Vous êtes le créancier d’une personne sur le point d’hériter ? Celle-ci refuse l’héritage alors que cette somme pourrait couvrir les sommes qu’elle vous doit ? Ne la laissez pas faire, agissez ! Il est possible d’accepter la succession au lieu et place de votre débiteur, héritier renonçant. Néanmoins, certaines conditions doivent être réunies.
Les héritiers d’une succession disposent d’un droit d’opter. Cela signifie que les héritiers ont trois options, à savoir accepter purement et simplement la succession, l’accepter à concurrence de l’actif net, ou y renoncer.
Les héritiers d’une succession ont 4 mois à compter de l’ouverture de la succession pour effectuer ce choix. Si aucun choix n’a été exprimé à l’issue de ce délai, un autre héritier potentiel, un créancier du défunt, l’Etat ou un cohéritier ont la possibilité d’adresser une sommation d’opter à l’héritier afin que celui-ci se positionne. Toutefois, en tant que créancier personnel d’un héritier vous ne disposez pas de cette possibilité. Ainsi, il arrive parfois qu’un héritier débiteur d’une dette auprès de vous décide de renoncer à la succession. Dans ce cas-là vous devez surement vous demander si vous pouvez exercer un recours contre lui.

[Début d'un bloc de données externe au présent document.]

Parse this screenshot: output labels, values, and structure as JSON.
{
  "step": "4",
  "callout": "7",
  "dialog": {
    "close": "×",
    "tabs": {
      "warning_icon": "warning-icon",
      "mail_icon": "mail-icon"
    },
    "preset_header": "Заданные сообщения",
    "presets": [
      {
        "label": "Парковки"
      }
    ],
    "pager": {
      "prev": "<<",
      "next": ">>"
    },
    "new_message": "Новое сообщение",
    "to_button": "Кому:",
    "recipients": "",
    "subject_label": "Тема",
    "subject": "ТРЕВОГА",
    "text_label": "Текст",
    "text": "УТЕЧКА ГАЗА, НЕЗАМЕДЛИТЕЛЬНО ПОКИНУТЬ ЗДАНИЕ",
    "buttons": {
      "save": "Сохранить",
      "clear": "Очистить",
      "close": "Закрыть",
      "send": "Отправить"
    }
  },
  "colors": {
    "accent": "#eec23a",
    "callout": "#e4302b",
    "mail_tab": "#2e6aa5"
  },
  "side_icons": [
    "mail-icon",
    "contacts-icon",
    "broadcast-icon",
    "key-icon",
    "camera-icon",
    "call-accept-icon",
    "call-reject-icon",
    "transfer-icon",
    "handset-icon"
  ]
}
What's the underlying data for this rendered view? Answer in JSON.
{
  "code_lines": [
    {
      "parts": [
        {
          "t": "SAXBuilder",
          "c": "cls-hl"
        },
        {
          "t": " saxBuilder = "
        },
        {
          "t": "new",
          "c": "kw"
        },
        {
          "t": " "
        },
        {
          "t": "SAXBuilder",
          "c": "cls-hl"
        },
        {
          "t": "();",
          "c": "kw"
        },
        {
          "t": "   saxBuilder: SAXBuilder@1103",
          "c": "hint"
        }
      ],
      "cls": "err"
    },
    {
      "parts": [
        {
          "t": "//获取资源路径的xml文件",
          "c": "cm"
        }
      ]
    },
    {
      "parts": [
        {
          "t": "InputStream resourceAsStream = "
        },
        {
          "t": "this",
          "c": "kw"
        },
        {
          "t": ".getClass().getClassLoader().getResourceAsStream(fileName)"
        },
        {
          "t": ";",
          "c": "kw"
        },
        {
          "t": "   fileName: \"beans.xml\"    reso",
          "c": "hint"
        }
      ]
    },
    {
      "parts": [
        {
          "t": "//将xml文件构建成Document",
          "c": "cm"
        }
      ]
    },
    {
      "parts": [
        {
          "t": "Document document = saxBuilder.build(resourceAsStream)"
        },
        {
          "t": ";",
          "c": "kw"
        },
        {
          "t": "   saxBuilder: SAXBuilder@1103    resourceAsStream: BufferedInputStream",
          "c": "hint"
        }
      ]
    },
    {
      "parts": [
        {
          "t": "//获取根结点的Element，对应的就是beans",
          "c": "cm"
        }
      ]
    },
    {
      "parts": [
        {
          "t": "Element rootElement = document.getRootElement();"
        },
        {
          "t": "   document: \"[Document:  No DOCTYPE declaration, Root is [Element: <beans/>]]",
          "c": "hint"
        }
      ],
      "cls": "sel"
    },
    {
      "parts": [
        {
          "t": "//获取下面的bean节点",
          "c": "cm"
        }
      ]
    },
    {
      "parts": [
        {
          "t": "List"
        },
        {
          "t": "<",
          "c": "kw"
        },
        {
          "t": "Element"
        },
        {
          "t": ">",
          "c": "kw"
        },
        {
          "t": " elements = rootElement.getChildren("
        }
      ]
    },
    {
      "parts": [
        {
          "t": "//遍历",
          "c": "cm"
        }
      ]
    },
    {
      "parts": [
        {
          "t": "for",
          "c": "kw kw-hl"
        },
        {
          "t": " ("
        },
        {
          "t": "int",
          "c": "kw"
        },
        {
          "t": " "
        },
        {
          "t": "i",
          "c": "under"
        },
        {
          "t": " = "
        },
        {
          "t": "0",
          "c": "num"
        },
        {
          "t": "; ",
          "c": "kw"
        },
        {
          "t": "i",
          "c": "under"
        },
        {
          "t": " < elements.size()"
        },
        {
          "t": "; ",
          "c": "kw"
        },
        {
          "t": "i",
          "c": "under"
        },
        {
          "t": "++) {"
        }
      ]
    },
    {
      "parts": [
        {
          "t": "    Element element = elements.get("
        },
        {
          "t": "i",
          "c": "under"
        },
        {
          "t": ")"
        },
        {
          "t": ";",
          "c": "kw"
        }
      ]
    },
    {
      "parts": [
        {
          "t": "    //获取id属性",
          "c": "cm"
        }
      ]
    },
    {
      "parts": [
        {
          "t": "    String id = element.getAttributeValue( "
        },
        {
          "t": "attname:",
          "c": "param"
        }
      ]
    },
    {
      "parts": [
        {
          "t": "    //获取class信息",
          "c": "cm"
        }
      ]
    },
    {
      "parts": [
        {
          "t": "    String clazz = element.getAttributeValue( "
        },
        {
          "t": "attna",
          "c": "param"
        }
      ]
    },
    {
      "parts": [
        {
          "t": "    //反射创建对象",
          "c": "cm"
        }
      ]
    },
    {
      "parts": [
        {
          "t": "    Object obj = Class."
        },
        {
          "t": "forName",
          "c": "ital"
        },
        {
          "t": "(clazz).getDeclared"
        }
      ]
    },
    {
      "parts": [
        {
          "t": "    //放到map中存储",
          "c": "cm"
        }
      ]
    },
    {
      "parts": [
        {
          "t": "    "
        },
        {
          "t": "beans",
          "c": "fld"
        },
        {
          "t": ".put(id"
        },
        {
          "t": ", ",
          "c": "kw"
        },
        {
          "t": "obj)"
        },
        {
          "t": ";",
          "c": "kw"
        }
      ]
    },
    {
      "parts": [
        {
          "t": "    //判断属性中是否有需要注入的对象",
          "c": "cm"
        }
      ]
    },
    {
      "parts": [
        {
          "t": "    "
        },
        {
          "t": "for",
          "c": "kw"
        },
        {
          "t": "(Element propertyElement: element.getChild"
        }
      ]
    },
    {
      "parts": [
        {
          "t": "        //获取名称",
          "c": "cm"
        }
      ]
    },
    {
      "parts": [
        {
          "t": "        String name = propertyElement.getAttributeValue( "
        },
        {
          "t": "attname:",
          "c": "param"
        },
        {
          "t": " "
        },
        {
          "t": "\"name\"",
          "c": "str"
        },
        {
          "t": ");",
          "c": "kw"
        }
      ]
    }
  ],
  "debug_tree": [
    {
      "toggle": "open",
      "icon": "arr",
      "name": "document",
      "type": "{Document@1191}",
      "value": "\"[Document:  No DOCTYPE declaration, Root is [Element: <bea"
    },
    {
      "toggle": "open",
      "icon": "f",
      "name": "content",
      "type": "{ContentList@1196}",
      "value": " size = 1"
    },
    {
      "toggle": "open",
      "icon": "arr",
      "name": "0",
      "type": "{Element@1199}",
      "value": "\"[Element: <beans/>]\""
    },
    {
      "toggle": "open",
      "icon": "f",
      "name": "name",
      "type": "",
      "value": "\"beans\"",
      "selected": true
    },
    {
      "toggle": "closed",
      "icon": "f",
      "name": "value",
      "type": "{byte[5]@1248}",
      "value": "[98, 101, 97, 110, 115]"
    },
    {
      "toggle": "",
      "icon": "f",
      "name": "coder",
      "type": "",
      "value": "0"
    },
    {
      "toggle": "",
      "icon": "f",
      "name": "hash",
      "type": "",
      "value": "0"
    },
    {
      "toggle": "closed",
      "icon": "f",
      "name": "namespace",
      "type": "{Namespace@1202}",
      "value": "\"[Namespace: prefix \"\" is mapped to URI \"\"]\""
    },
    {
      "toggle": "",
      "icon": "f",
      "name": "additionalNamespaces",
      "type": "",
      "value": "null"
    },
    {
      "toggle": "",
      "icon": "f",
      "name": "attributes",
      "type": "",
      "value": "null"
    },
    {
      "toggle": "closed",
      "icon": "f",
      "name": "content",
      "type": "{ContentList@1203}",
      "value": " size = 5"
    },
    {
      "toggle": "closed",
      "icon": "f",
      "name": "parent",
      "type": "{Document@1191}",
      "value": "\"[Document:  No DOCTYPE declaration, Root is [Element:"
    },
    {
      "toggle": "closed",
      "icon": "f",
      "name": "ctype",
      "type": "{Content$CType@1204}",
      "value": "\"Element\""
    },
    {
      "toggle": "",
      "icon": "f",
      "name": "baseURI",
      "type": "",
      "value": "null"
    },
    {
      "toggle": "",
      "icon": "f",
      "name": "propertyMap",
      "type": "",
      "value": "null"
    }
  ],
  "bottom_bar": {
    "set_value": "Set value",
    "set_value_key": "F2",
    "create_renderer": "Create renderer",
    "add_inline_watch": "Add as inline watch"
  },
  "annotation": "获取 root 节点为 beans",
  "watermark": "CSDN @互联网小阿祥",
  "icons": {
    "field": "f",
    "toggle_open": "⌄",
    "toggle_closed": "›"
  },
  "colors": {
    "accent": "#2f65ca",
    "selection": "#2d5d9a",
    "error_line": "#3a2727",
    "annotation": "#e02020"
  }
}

La Cour de cassation est venue se prononcer à l’occasion d’un arrêt rendu le 19 décembre 2012. En l’espèce, il était question d’une dame décédée en 2006 qui avait pour héritiers ses trois enfants dont l’un d’entre eux avait renoncé à la succession de sa mère. Néanmoins, l’héritier renonçant avait une dette à régler auprès d’un créancier. Ce dernier a alors saisi le tribunal afin d’être autorisé à accepter la succession à la place de cet héritier renonçant.
Ainsi, le créancier peut-il accepter la succession à la place de cet héritier afin de pouvoir se faire rembourser les sommes qui lui sont dues ? Telle est la question qu’ont dû se poser les juges de la Cour de cassation.
Le créancier invoquait le préjudice était constitué par la renonciation : en répudiant la succession qui lui était échue, le débiteur refusait de s’enrichir et causait un préjudice à son créancier personnel. La seule renonciation à la succession serait constitutive du préjudice.
La Cour de cassation a jugé que le créancier peut se faire autoriser à accepter à la place de son débiteur la succession à laquelle ce dernier a renoncé s’il démontre l’insolvabilité du débiteur.
Le créancier a la possibilité d’accepter la succession de son débiteur en son lieu et place, si celui-ci y renonce. Pour que ce droit lui soit accordé, il est nécessaire que le préjudice subi par le créancier du fait de la renonciation de la succession provienne de l’insolvabilité du débiteur c’est-à-dire de son impossibilité de payer (défaut d’argent).
Le préjudice du créancier ne peut exister qu’en cas d’insolvabilité, au moins apparente, du débiteur, à la date de la renonciation à la succession.
Les juges de la Cour de cassation ne font que confirmer la décision de la Cour d’appel qui avait établi qu’en l’absence de la preuve de l’insolvabilité de l’héritier, le créancier ne pouvait pas être autorisé à accepter la succession à sa place.
En somme les créanciers peuvent agir à la place de l’héritier uniquement s’ils parviennent à démontrer l’insolvabilité du débiteur.
Attention, cette décision a été rendue en application de l’article 788 du Code civil dans sa version antérieure au 23 juin 2006. Cet article disposait en effet alors que : « Les créanciers de celui qui renonce au préjudice de leurs droits, peuvent se faire autoriser en justice à accepter la succession du chef de leur débiteur, en son lieu et place. Dans ce cas, la renonciation n’est annulée qu’en faveur des créanciers, et jusqu’à concurrence seulement de leurs créances : elle ne l’est pas au profit de l’héritier qui a renoncé. »
Aujourd’hui, c’est l’article 779 du Code civil qui est applicable. Il dispose que « les créanciers personnels de celui qui s’abstient d’accepter une succession ou qui renonce à une succession au préjudice de leurs droits peuvent être autorisés en justice à accepter la succession du chef de leur débiteur, en son lieu et place. L’acceptation n’a lieu qu’en faveur de ces créanciers et jusqu’à concurrence de leurs créances. Elle ne produit pas d’autre effet à l’égard de l’héritier. »
Notons par ailleurs que les cas d’actions à engager diffèrent selon les circonstances et notamment selon que la succession a été ou non acceptée par d’autres héritiers. Renseignez-vous bien avant d’agir.